Maravilha de texto este do Gerson Luís! Não só pela espontaneidade da narrativa, mas porque, nela, há - do início ao fim - aquele confesso sentimentalismo que só o coração sensível sabe expressar... Devo dizer que a "tia Ernesta" do Gerson me encantou com sua prova de Amor Incondicional por sua cusquinha, de quem nunca admitiu se separar. Essa bondosa tia me fez lembrar das tias queridas que tive, em Bagé, que muito bem cuidavam de seus bichos-de-estimação. Afinal, dos amigos a gente cuida - não é mesmo? (Em tempo: será que ainda se fazem tias como antigamente??)
Meus parabéns ao Gerson Luís por essa "leveza" com que narra e descreve fatos de uma aventura real com cenas que nos parecem de cinema, pois, durante a leitura, eu ficava imaginando as situações extremamente difíceis e as atitudes criativas e arrojadas da "tia Ernesta". Enfim, venceu o mais forte: o Amor! Com certeza, me fez muito bem (à Alma!) a leitura desta crônica intimista, nesta silenciosa e mansa manhã de inverno - com uma chuvinha calma e gostosa... que nos convida ao suspiro reminiscente e à contemplação da Vida!
Abraço franciscano aos dois!
JJ!

Gerson disse...

Tchê Vaz, o Xará voltou com seu contos impressionante. Conta mais vivente.
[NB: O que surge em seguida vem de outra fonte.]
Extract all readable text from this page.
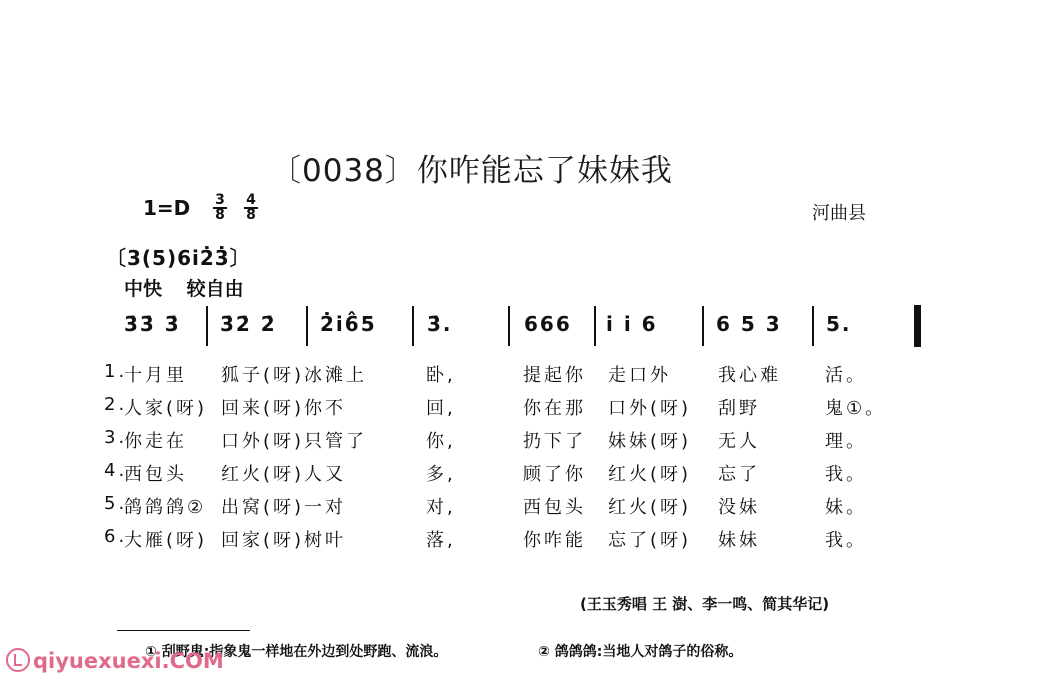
〔0038〕你咋能忘了妹妹我
1=D 3
8
4
8	河曲县
〔3(5)6i2̇3̇〕
中快 较自由
3̇3̇ 3̇ 3̇2̇ 2̇ 2̇i6̂5	3̇.	666 i i 6	6 5 3 5.
1.
十月里 狐子(呀)冰滩上	卧,	提起你 走口外	我心难 活。
2.
人家(呀) 回来(呀)你不	回,	你在那 口外(呀) 刮野	鬼①。
3.
你走在 口外(呀)只管了	你,	扔下了 妹妹(呀) 无人	理。
4.
西包头 红火(呀)人又	多,	顾了你 红火(呀) 忘了	我。
5.
鸽鸽鸽② 出窝(呀)一对	对,	西包头 红火(呀) 没妹	妹。
6.
大雁(呀) 回家(呀)树叶	落,	你咋能 忘了(呀) 妹妹	我。
(王玉秀唱 王 澍、李一鸣、简其华记)
① 刮野鬼:指象鬼一样地在外边到处野跑、流浪。	② 鸽鸽鸽:当地人对鸽子的俗称。
qiyuexuexi.COM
Um baita abraço!

Glecio Rodrigues disse...

Parabéns pelo blog e pelas belíssimas crônicas. Saudações.

Anônimo disse...

Vaz

Que bom que o JJ, e o meu xará gostaram. Revelo agora o nome da mascote, que eu desconhecia, tia Ernesta a chamava de Zita.
Abração
Gerson

Luiz Carlos Vaz disse...

Obrigado, Glécio, continue nos visitando...

Anônimo disse...

Obrigado por registrar esse episódio emblemático das nossas Guasque guerreiras, que enfrentavam as dificuldades criando novos desafios.